Based on these findings, the researchers concluded that AL-335 + odalasvir with or without simeprevir "was highly effective in treatment-naive patients with HCV genotype 1 without cirrhosis." They added that these results support evaluation of triple combinations in people with genotype 3 or cirrhosis.

A larger Phase 2b trial (NCT02765490) evaluating 800 mg AL-335 + 25 mg odalasvir + 75 mg simeprevir, all once-daily for 6 or 8 weeks, is expected to begin enrollment this fall for treatment-naive and treatment-experienced non-cirrhotic patients with HCV genotypes 1, 2, 4, 5, and 6.

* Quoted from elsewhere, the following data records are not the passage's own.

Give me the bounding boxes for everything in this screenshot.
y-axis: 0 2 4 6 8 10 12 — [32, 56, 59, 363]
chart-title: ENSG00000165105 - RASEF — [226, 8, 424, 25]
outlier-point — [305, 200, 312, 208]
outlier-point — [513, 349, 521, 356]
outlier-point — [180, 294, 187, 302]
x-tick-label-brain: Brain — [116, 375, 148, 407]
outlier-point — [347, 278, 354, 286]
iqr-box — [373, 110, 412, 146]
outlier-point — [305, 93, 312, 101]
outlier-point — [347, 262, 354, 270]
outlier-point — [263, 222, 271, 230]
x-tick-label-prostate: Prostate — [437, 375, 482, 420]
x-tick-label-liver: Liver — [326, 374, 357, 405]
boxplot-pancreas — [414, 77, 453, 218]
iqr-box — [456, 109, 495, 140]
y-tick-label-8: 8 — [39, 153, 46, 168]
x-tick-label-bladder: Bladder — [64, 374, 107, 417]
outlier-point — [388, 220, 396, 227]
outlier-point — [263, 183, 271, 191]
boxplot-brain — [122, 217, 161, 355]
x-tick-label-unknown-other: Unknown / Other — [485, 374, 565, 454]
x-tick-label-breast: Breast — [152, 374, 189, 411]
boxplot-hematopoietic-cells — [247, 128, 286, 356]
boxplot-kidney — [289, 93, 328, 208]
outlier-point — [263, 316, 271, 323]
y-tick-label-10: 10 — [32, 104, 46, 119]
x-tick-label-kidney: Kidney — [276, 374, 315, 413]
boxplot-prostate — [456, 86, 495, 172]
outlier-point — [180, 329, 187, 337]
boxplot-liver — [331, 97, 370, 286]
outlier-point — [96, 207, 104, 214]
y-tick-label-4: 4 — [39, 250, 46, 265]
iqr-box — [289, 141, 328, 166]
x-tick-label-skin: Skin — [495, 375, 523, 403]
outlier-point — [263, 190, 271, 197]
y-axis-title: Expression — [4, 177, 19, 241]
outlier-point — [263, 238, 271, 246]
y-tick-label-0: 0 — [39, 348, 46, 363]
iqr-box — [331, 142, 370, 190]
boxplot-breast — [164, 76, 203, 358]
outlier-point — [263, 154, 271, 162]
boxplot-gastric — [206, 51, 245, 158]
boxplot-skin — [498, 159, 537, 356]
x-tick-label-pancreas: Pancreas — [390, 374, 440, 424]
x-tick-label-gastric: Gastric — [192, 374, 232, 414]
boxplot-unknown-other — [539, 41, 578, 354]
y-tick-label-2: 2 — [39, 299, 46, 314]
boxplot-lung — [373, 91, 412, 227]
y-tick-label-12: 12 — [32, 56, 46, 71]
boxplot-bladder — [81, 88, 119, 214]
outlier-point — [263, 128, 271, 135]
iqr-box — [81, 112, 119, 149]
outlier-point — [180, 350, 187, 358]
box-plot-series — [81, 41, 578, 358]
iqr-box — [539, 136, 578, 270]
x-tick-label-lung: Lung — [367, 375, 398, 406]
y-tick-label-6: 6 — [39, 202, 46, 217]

E Gane, M McClure, D Apelian, et al. Short duration treatment with AL-335 and odalasvir (ODV), with or without simeprevir (SMV), in treatment naive patients with hepatitis C virus (HCV) genotype (GT) 1 infection. New Perspectives in Hepatitis C Virus Infection - The Roadmap for Cure. Paris, September 23-24, 2016.Abstract 178.

Other Source

Achillion Pharmaceuticals. Achillion Announces 100% SVR12 in the 6-Week and 8-Week Cohorts in Janssen’s Phase 2 Trial Evaluating the Triple Combination Treatment Regimen Including Odalasvir, AL-335, and Simeprevir for Genotype 1 Treatment-Naive HCV. Press release. September 23, 2016.